Como lo demuestran multitud de estudios, el uso indebido y excesivo de drogas trasciende el ámbito juvenil. El consumo de cocaína, por ejemplo, está extendido incluso entre ejecutivos y profesionistas de clases medias y acomodadas, muchos de ellos de edad madura. La adicción a somníferos, ansiolíticos y antidepresivos sin prescripción médica se concentra entre adultos. Hay consumidores de mariguana de todas las edades. Señalar que el problema de las adicciones es un asunto de jóvenes es una invitación a criminalizar a los muchachos y muchachas.
Afirmar que la cuestión de la drogadicción proviene de la no creencia en Dios es una irresponsabilidad y una falta de respeto hacia ateos y agnósticos; es una invitación a darle a la guerra contra las drogas una connotación religiosa. No hay relación alguna entre fe y uso de estupefacientes. Quienes consumen éstos son, indistintamente, creyentes y no creyentes. Dios nada tiene que ver en este asunto.
Muchos narcotraficantes, no pocos de ellos adictos, son creyentes. Lo mismo levantan capillas a Malverde, que adoran a la Santísima Muerte o hacen generosas donaciones a iglesias y cultos.
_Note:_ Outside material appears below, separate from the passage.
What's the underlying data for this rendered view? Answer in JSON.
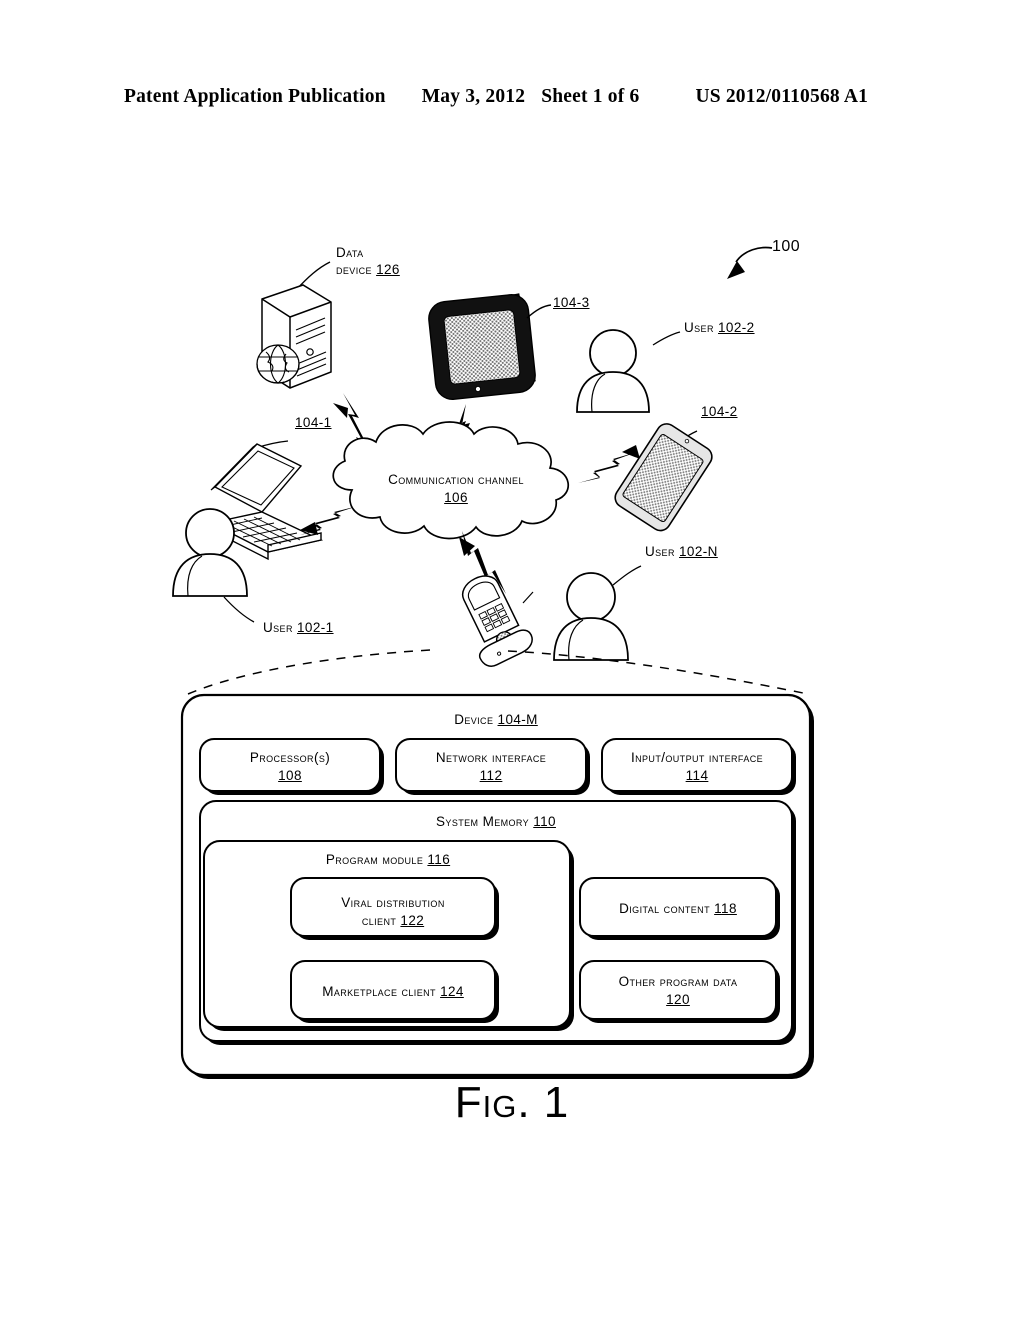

Su fervor religioso, explicable en parte porque su vida se encuentra en continuo riesgo y sus actividades trasgreden las más elementales normas morales, contradicen las afirmaciones presidenciales.
Como lo demuestra el estado actual del mundo, las creencias religiosas que amedrentan a los fieles, en particular a los niños, con sus doctrinas de salvación y condena, no son muy útiles para evitar guerras ni corrupción ni, por supuesto, tráfico de drogas. No necesariamente obtenemos de la religión nuestra moralidad o nuestro respeto a las leyes.
La fe de los políticos pertenece al ámbito privado. Nada tiene que hacer en el terreno de la salud pública. La tribuna desde la que se dirigen a la nación no puede confundirse con el púlpito.